= Lietuvos žinios =

Lietuvos žinios (literally: News of Lithuania) was a daily newspaper in Lithuania. Established in Vilnius in 1909, it was a liberal newspaper representing the Lithuanian Democratic Party. Even though its publication was interrupted by World War I and Soviet occupation of Lithuania, Lietuvos žinios billed itself as the oldest newspaper in Lithuania.

==History==
===1909–1915===
Jonas Vileišis, publisher of Vilniaus žinios, decided to discontinue the newspaper and established Lietuvos žinios on June 19, 1909. A few months later he transferred the rights to the Lithuanian Democratic Party. Lietuvos žinios was published by partnership F. Bortkevičienė, dr. K. Grinius ir Ko and shared staff with Lietuvos ūkininkas. Its initial circulation was 2,500 copies. At first it was published twice a week. In 1911, it began publishing three times a week becoming a daily in 1914. The newspaper included semi-independent monthly supplements, including Aušrinė (for youth), Mokykla (on education), Farmaceutų reikalai (on pharmacy), Vasaros darbai (collection of folklore). Editors in chief were Jonas Vileišis, Gabrielė Petkevičaitė-Bitė, Mykolas Sleževičius, Jurgis Šaulys, and Žemaitė. Even though it was affiliated with the Democratic Party, the newspaper attempted to represent non-partisan liberal agenda.

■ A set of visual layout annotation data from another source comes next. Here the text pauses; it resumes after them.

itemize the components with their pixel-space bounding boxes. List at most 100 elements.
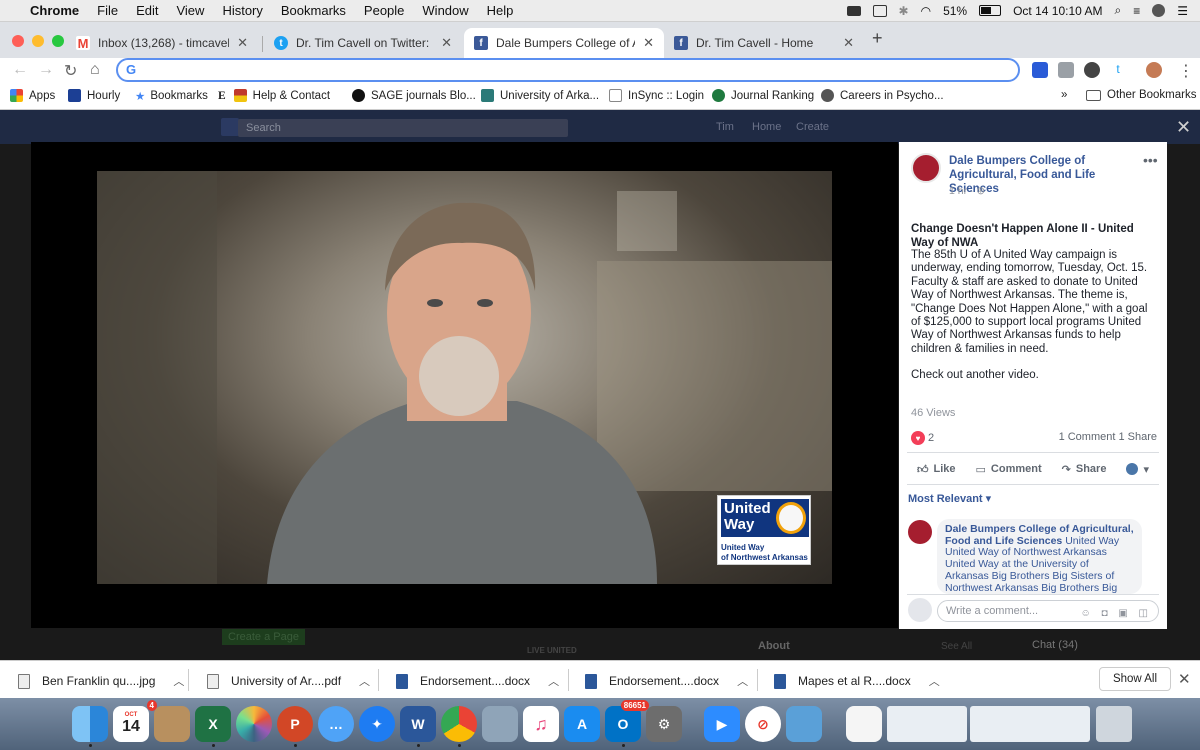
facebook-search-input[interactable]: Search (238, 119, 568, 137)
bookmark-apps[interactable]: Apps (10, 89, 55, 102)
reaction-avatar-selector[interactable]: ▾ (1126, 463, 1149, 476)
download-item[interactable]: Endorsement....docx ︿ (396, 673, 559, 689)
menu-clock[interactable]: Oct 14 10:10 AM (1013, 4, 1102, 18)
app-store-icon[interactable]: A (564, 706, 600, 742)
user-icon[interactable]: ≡ (1133, 4, 1140, 18)
dropbox-icon[interactable] (846, 5, 861, 16)
document-thumbnail-icon[interactable] (846, 706, 882, 742)
bluetooth-icon[interactable]: ✱ (899, 4, 909, 18)
itunes-icon[interactable]: ♫ (523, 706, 559, 742)
chevron-up-icon[interactable]: ︿ (359, 673, 370, 689)
close-window-button[interactable] (12, 35, 24, 47)
safari-icon[interactable]: ✦ (359, 706, 395, 742)
forward-icon[interactable]: → (38, 61, 54, 79)
page-avatar[interactable] (911, 153, 941, 183)
close-tab-icon[interactable]: ✕ (441, 35, 452, 51)
document-stack-icon[interactable] (887, 706, 967, 742)
header-profile-link[interactable]: Tim (716, 121, 734, 133)
bookmark-hourly[interactable]: Hourly (68, 89, 120, 102)
tab-dale-bumpers[interactable]: f Dale Bumpers College of Agric ✕ (464, 28, 664, 58)
download-item[interactable]: Ben Franklin qu....jpg ︿ (18, 673, 184, 689)
preview-icon[interactable] (482, 706, 518, 742)
download-item[interactable]: Endorsement....docx ︿ (585, 673, 748, 689)
bookmark-help-contact[interactable]: E Help & Contact (218, 89, 330, 102)
word-icon[interactable]: W (400, 706, 436, 742)
notes-icon[interactable] (154, 706, 190, 742)
facebook-logo-icon[interactable] (221, 118, 239, 136)
comment-sort-dropdown[interactable]: Most Relevant ▾ (908, 492, 991, 505)
photos-icon[interactable] (236, 706, 272, 742)
calendar-icon[interactable]: OCT 14 4 (113, 700, 157, 742)
tab-twitter[interactable]: t Dr. Tim Cavell on Twitter: "http ✕ (264, 28, 462, 58)
comment-button[interactable]: ▭ Comment (976, 463, 1042, 476)
video-player[interactable]: United Way United Way of Northwest Arkan… (97, 171, 832, 584)
migration-icon[interactable] (786, 706, 822, 742)
back-icon[interactable]: ← (12, 61, 28, 79)
finder-icon[interactable] (72, 706, 108, 742)
zoom-icon[interactable]: ▶ (704, 706, 740, 742)
tab-gmail[interactable]: M Inbox (13,268) - timcavell@gm ✕ (66, 28, 258, 58)
extension-gray-icon[interactable] (1058, 62, 1074, 78)
bookmark-bookmarks[interactable]: ★ Bookmarks (135, 89, 208, 103)
minimize-window-button[interactable] (32, 35, 44, 47)
excel-icon[interactable]: X (195, 706, 231, 742)
extension-circle-icon[interactable] (1084, 62, 1100, 78)
menu-history[interactable]: History (222, 3, 262, 18)
menu-window[interactable]: Window (422, 3, 468, 18)
menu-file[interactable]: File (97, 3, 118, 18)
new-tab-button[interactable]: + (872, 28, 883, 49)
messages-icon[interactable]: … (318, 706, 354, 742)
grid-icon[interactable] (872, 4, 887, 17)
close-tab-icon[interactable]: ✕ (237, 35, 248, 51)
chat-bar[interactable]: Chat (34) (1032, 639, 1078, 651)
bookmark-other[interactable]: Other Bookmarks (1086, 89, 1196, 101)
extension-cap-icon[interactable] (1032, 62, 1048, 78)
show-all-downloads-button[interactable]: Show All (1099, 667, 1171, 691)
menu-view[interactable]: View (176, 3, 204, 18)
write-comment-input[interactable]: Write a comment... ☺ ◘ ▣ ◫ (937, 600, 1159, 622)
post-timestamp[interactable]: 1 hr · ⊛ (949, 185, 985, 197)
bookmark-journal-ranking[interactable]: Journal Ranking (712, 89, 814, 102)
header-home-link[interactable]: Home (752, 121, 781, 133)
header-create-link[interactable]: Create (796, 121, 829, 133)
notifications-icon[interactable]: ☰ (1177, 4, 1188, 18)
siri-icon[interactable] (1152, 4, 1166, 17)
system-preferences-icon[interactable]: ⚙ (646, 706, 682, 742)
extension-twitter-icon[interactable]: t (1110, 62, 1126, 78)
share-button[interactable]: ↷ Share (1062, 463, 1107, 476)
bookmark-careers[interactable]: Careers in Psycho... (821, 89, 944, 102)
tab-tim-cavell-home[interactable]: f Dr. Tim Cavell - Home ✕ (664, 28, 864, 58)
menu-bookmarks[interactable]: Bookmarks (281, 3, 346, 18)
bookmarks-overflow-chevron[interactable]: » (1061, 89, 1067, 101)
powerpoint-icon[interactable]: P (277, 706, 313, 742)
more-options-icon[interactable]: ••• (1143, 152, 1158, 168)
see-all-link[interactable]: See All (941, 641, 972, 652)
search-icon[interactable]: ⌕ (1114, 3, 1121, 18)
comment-share-counts[interactable]: 1 Comment 1 Share (1059, 431, 1157, 443)
close-tab-icon[interactable]: ✕ (643, 35, 654, 51)
bookmark-insync[interactable]: InSync :: Login (609, 89, 704, 102)
create-page-button[interactable]: Create a Page (222, 629, 305, 645)
download-item[interactable]: Mapes et al R....docx ︿ (774, 673, 940, 689)
chevron-up-icon[interactable]: ︿ (929, 673, 940, 689)
download-item[interactable]: University of Ar....pdf ︿ (207, 673, 370, 689)
reload-icon[interactable]: ↻ (64, 61, 77, 81)
zoom-window-button[interactable] (52, 35, 64, 47)
news-icon[interactable]: ⊘ (745, 706, 781, 742)
chevron-up-icon[interactable]: ︿ (737, 673, 748, 689)
outlook-icon[interactable]: O 86651 (605, 700, 649, 742)
menu-app-chrome[interactable]: Chrome (30, 3, 79, 18)
menu-people[interactable]: People (364, 3, 404, 18)
chrome-menu-icon[interactable]: ⋮ (1178, 61, 1194, 81)
commenter-avatar[interactable] (908, 520, 932, 544)
home-icon[interactable]: ⌂ (90, 61, 100, 79)
like-button[interactable]: 👍︎ Like (917, 463, 956, 476)
document-stack-icon[interactable] (970, 706, 1090, 742)
menu-help[interactable]: Help (487, 3, 514, 18)
close-tab-icon[interactable]: ✕ (843, 35, 854, 51)
battery-icon[interactable] (979, 5, 1002, 16)
chevron-up-icon[interactable]: ︿ (173, 673, 184, 689)
trash-icon[interactable] (1096, 706, 1132, 742)
chevron-up-icon[interactable]: ︿ (548, 673, 559, 689)
profile-avatar[interactable] (1146, 62, 1162, 78)
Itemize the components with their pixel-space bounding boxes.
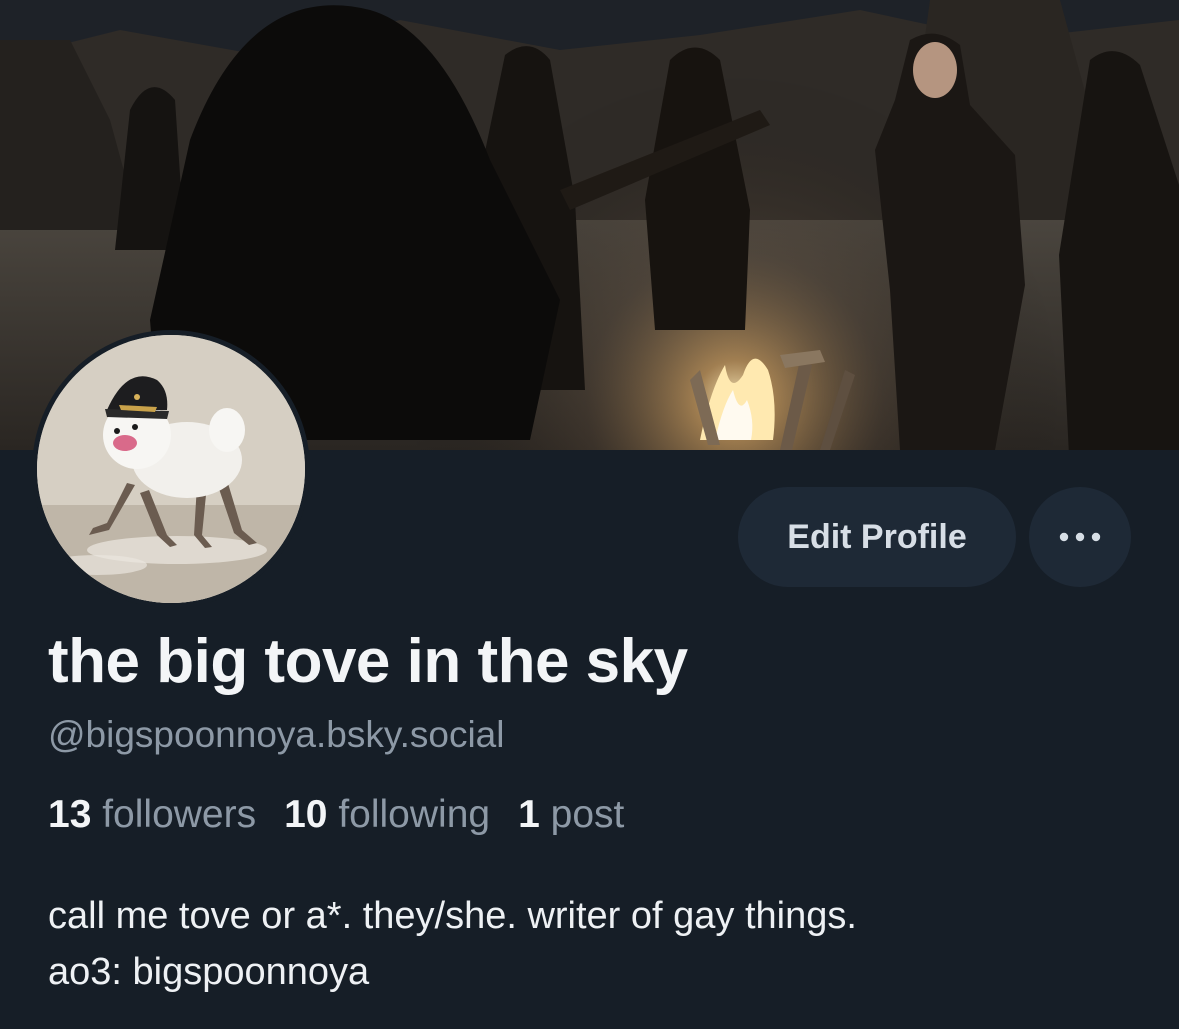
posts-count: 1	[518, 793, 551, 836]
profile-stats: 13 followers 10 following 1 post	[48, 793, 652, 837]
following-count: 10	[284, 793, 339, 836]
bio-line: call me tove or a*. they/she. writer of …	[48, 895, 857, 937]
edit-profile-label: Edit Profile	[787, 517, 967, 556]
followers-count: 13	[48, 793, 103, 836]
avatar-image	[37, 335, 305, 603]
profile-bio: call me tove or a*. they/she. writer of …	[48, 888, 1148, 1000]
avatar[interactable]	[32, 330, 310, 608]
followers-stat[interactable]: 13 followers	[48, 793, 256, 837]
user-handle: @bigspoonnoya.bsky.social	[48, 714, 505, 755]
posts-stat: 1 post	[518, 793, 624, 837]
following-label: following	[338, 793, 491, 836]
posts-label: post	[550, 793, 625, 836]
bio-line: ao3: bigspoonnoya	[48, 951, 370, 993]
edit-profile-button[interactable]: Edit Profile	[738, 487, 1016, 587]
followers-label: followers	[102, 793, 257, 836]
more-options-button[interactable]	[1029, 487, 1131, 587]
ellipsis-icon	[1059, 532, 1101, 542]
following-stat[interactable]: 10 following	[284, 793, 490, 837]
display-name: the big tove in the sky	[48, 627, 688, 696]
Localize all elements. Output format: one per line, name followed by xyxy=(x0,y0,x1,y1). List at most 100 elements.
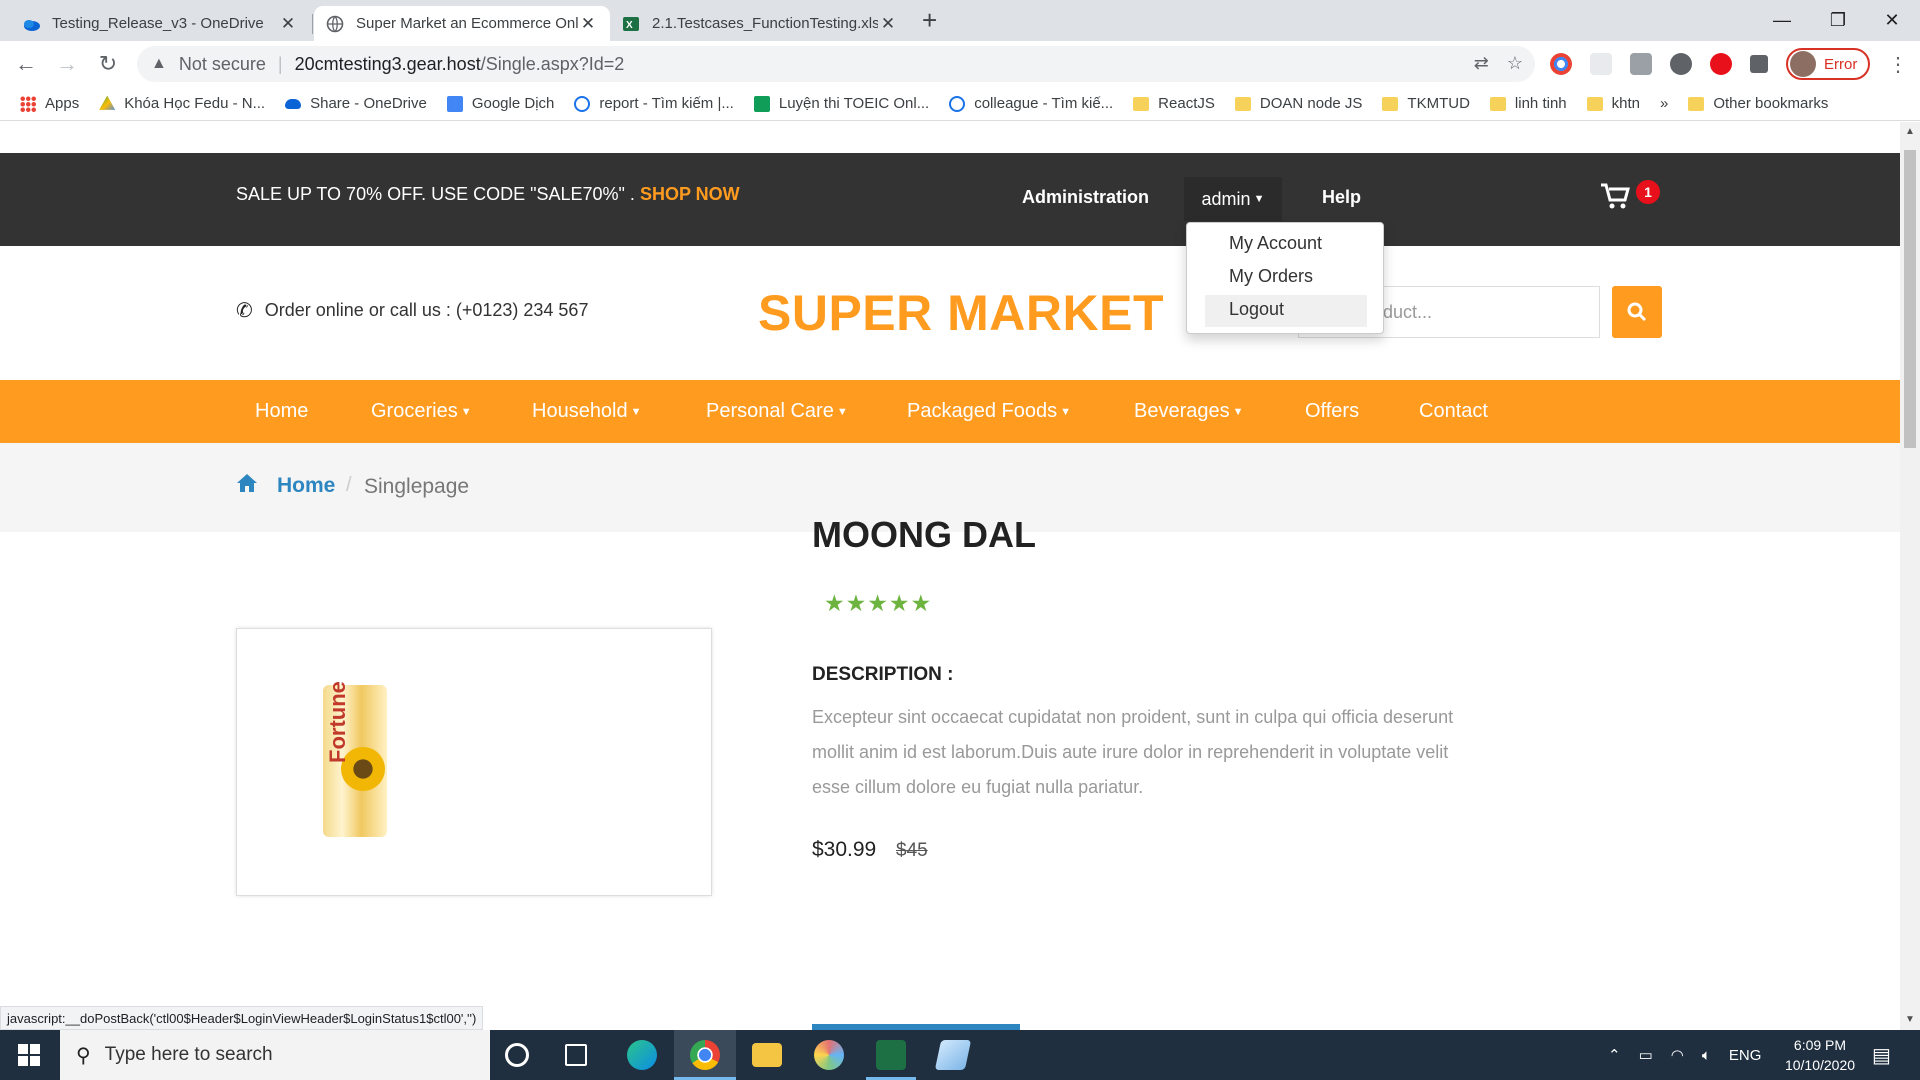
bookmark-item[interactable]: Google Dịch xyxy=(446,95,554,112)
back-button[interactable]: ← xyxy=(12,50,40,78)
translate-icon[interactable]: ⇄ xyxy=(1474,53,1489,74)
dropdown-logout[interactable]: Logout xyxy=(1229,299,1284,320)
caret-down-icon: ▼ xyxy=(1060,405,1071,418)
product-price: $30.99 xyxy=(812,838,877,861)
chrome-icon[interactable] xyxy=(690,1040,720,1070)
dropdown-my-account[interactable]: My Account xyxy=(1229,233,1322,254)
extensions-puzzle-icon[interactable] xyxy=(1750,55,1768,73)
folder-icon xyxy=(1234,96,1251,111)
user-menu-toggle[interactable]: admin ▼ xyxy=(1184,177,1282,221)
profile-button[interactable]: Error xyxy=(1786,48,1870,80)
wifi-icon[interactable]: ◠ xyxy=(1671,1046,1684,1064)
extension-c-icon[interactable] xyxy=(1670,53,1692,75)
minimize-button[interactable]: — xyxy=(1754,0,1810,41)
menu-beverages[interactable]: Beverages ▼ xyxy=(1134,400,1244,423)
system-tray: ⌃ ▭ ◠ 🔈︎ ENG xyxy=(1608,1030,1761,1080)
edge-icon[interactable] xyxy=(627,1040,657,1070)
bookmarks-overflow-button[interactable]: » xyxy=(1660,95,1668,112)
volume-icon[interactable]: 🔈︎ xyxy=(1702,1047,1711,1064)
globe-icon xyxy=(326,15,344,32)
site-logo[interactable]: SUPER MARKET xyxy=(758,284,1164,342)
drive-icon xyxy=(99,95,116,110)
nav-administration[interactable]: Administration xyxy=(1022,187,1149,208)
menu-packaged-foods[interactable]: Packaged Foods ▼ xyxy=(907,400,1071,423)
scrollbar-thumb[interactable] xyxy=(1904,150,1916,448)
breadcrumb-separator: / xyxy=(346,474,352,496)
caret-down-icon: ▼ xyxy=(630,405,642,418)
menu-offers[interactable]: Offers xyxy=(1305,400,1359,423)
home-icon[interactable] xyxy=(236,472,258,500)
bookmark-item[interactable]: report - Tìm kiếm |... xyxy=(574,95,734,112)
close-tab-icon[interactable]: ✕ xyxy=(878,14,898,34)
adblock-icon[interactable] xyxy=(1710,53,1732,75)
bookmark-item[interactable]: Luyện thi TOEIC Onl... xyxy=(753,95,929,112)
bookmark-folder[interactable]: DOAN node JS xyxy=(1234,95,1362,112)
menu-household[interactable]: Household ▼ xyxy=(532,400,642,423)
tray-overflow-icon[interactable]: ⌃ xyxy=(1608,1046,1621,1064)
address-bar[interactable]: ▲ Not secure | 20cmtesting3.gear.host/Si… xyxy=(137,46,1535,82)
forward-button[interactable]: → xyxy=(53,50,81,78)
language-indicator[interactable]: ENG xyxy=(1729,1047,1762,1064)
onedrive-icon xyxy=(285,98,302,109)
tab-supermarket[interactable]: Super Market an Ecommerce Onl ✕ xyxy=(314,6,610,41)
menu-contact[interactable]: Contact xyxy=(1419,400,1488,423)
apps-grid-icon xyxy=(20,95,36,112)
search-button[interactable] xyxy=(1612,286,1662,338)
taskbar-search[interactable]: ⚲ Type here to search xyxy=(60,1030,490,1080)
bookmark-item[interactable]: Khóa Học Fedu - N... xyxy=(99,95,265,112)
address-divider: | xyxy=(277,53,283,74)
cart-icon[interactable] xyxy=(1600,182,1630,217)
notepad-icon[interactable] xyxy=(934,1040,972,1070)
new-tab-button[interactable]: + xyxy=(922,5,937,36)
scroll-down-arrow-icon[interactable]: ▼ xyxy=(1905,1014,1915,1025)
page-scrollbar[interactable]: ▲ ▼ xyxy=(1900,122,1920,1030)
description-heading: DESCRIPTION : xyxy=(812,664,954,685)
reload-button[interactable]: ↻ xyxy=(94,50,122,78)
scroll-up-arrow-icon[interactable]: ▲ xyxy=(1905,126,1915,137)
bookmark-star-icon[interactable]: ☆ xyxy=(1507,53,1523,74)
start-button[interactable] xyxy=(18,1044,40,1066)
extension-color-icon[interactable] xyxy=(1550,53,1572,75)
omnibox-actions: ⇄ ☆ xyxy=(1474,53,1523,74)
battery-icon[interactable]: ▭ xyxy=(1639,1046,1653,1064)
shop-now-link[interactable]: SHOP NOW xyxy=(640,184,740,204)
breadcrumb-home-link[interactable]: Home xyxy=(277,474,335,498)
product-description: Excepteur sint occaecat cupidatat non pr… xyxy=(812,707,1454,797)
close-tab-icon[interactable]: ✕ xyxy=(278,14,298,34)
nav-help[interactable]: Help xyxy=(1322,187,1361,208)
bookmark-folder[interactable]: linh tinh xyxy=(1489,95,1567,112)
extension-blank-icon[interactable] xyxy=(1590,53,1612,75)
dropdown-my-orders[interactable]: My Orders xyxy=(1229,266,1313,287)
bookmark-folder[interactable]: ReactJS xyxy=(1133,95,1215,112)
restore-button[interactable]: ❐ xyxy=(1810,0,1866,41)
action-center-icon[interactable]: ▤ xyxy=(1872,1030,1891,1080)
rating-stars: ★★★★★ xyxy=(824,590,933,616)
bookmark-item[interactable]: colleague - Tìm kiế... xyxy=(949,95,1113,112)
excel-icon[interactable] xyxy=(876,1040,906,1070)
breadcrumb-current: Singlepage xyxy=(364,475,470,498)
menu-groceries[interactable]: Groceries ▼ xyxy=(371,400,472,423)
task-view-icon[interactable] xyxy=(565,1044,587,1066)
caret-down-icon: ▼ xyxy=(836,405,848,418)
paint-icon[interactable] xyxy=(814,1040,844,1070)
chrome-menu-icon[interactable]: ⋮ xyxy=(1888,52,1908,77)
cortana-icon[interactable] xyxy=(505,1043,529,1067)
bookmark-folder-other[interactable]: Other bookmarks xyxy=(1688,95,1828,112)
product-title: MOONG DAL xyxy=(812,514,1036,555)
close-tab-icon[interactable]: ✕ xyxy=(578,14,598,34)
bookmark-folder[interactable]: TKMTUD xyxy=(1382,95,1470,112)
menu-home[interactable]: Home xyxy=(255,400,308,423)
bookmark-folder[interactable]: khtn xyxy=(1586,95,1640,112)
file-explorer-icon[interactable] xyxy=(752,1043,782,1067)
taskbar-clock[interactable]: 6:09 PM 10/10/2020 xyxy=(1770,1035,1870,1075)
close-window-button[interactable]: ✕ xyxy=(1864,0,1920,41)
tab-excel[interactable]: X 2.1.Testcases_FunctionTesting.xlsx ✕ xyxy=(610,6,910,41)
folder-icon xyxy=(1133,96,1150,111)
bookmark-item[interactable]: Share - OneDrive xyxy=(285,95,427,112)
menu-personal-care[interactable]: Personal Care ▼ xyxy=(706,400,848,423)
tab-onedrive[interactable]: Testing_Release_v3 - OneDrive ✕ xyxy=(10,6,310,41)
bookmark-apps[interactable]: Apps xyxy=(20,95,79,112)
product-image[interactable]: Fortune xyxy=(323,681,387,837)
compass-icon xyxy=(574,95,591,112)
extension-cube-icon[interactable] xyxy=(1630,53,1652,75)
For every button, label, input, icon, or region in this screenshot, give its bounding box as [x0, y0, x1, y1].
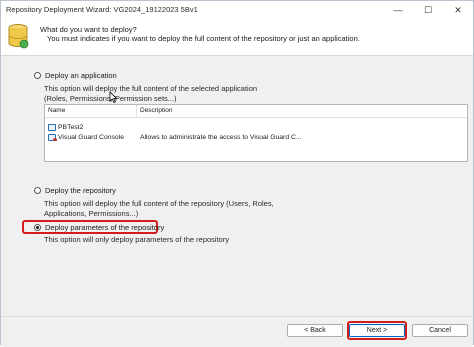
radio-deploy-parameters[interactable]	[34, 224, 41, 231]
option-description: This option will deploy the full content…	[44, 199, 274, 218]
wizard-window: Repository Deployment Wizard: VG2024_191…	[0, 0, 474, 347]
mouse-cursor-icon	[109, 91, 117, 103]
wizard-subtitle: You must indicates if you want to deploy…	[47, 34, 360, 43]
application-name: Visual Guard Console	[58, 133, 124, 141]
wizard-question: What do you want to deploy?	[40, 25, 137, 34]
radio-deploy-application[interactable]	[34, 72, 41, 79]
list-header: Name Description	[45, 105, 467, 118]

Lietuvos žinios reported on political, economic, and cultural news in Lithuania and abroad. After writer Žemaitė became its editor, the newspaper paid more attention to literature. It publisher a few of her short stories. Other contributing fiction writers included Ignas Šeinius, Julius Janonis, Balys Sruoga, Kazys Binkis. It was discontinued on August 15, 1915 due to World War I.

===1922–1940===
Lietuvos žinios was revived on February 16, 1922 in Kaunas by the Lithuanian Popular Peasants' Union. Its notable editors included Kazys Grinius, Felicija Bortkevičienė, Jonas Kardelis (1933–1940). In 1924, the newspaper had only four pages and circulation of 2,800 copies. Lietuvos žinios advocated for the Peasant Popular Union, publishing its agenda, resolutions and activity reports. After the elections to the Third Seimas in June 1926, the Peasant Popular Union formed a coalition government with the Social Democratic Party. This propelled the newspaper into the spotlight as the voice for the new government. After the coup d'état in December 1926, the newspaper stubbornly opposed the new authoritarian regime of Antanas Smetona, was censored, and even temporarily suspended. Despite political struggles, the newspaper grew to 12 pages (22–24 pages on Saturday) and circulation of 30,000 by 1935, at times competing with official Lietuvos aidas in popularity. The newspaper was praised for having a network of correspondents in each county of Lithuania as well as major European cities and its ability to publish news quickly and effectively. Lietuvos žinios was discontinued on September 1, 1940, after Lithuania was occupied by the Soviet Union.

===1990–2019===
In 1990, when Lithuania declared independence, the Social Democratic Party of Lithuania revived Lietuvos žinios as a newspaper for politics, culture and society. Its daily circulation peaked at some 30,000 copies and later plummeted. In 1993, it was acquired by the Achema Group. In 2010, it had circulation of about 20,000 copies. After suffering a net loss of 963,300 euros in 2018, the newspaper was discontinued on 30 April 2019.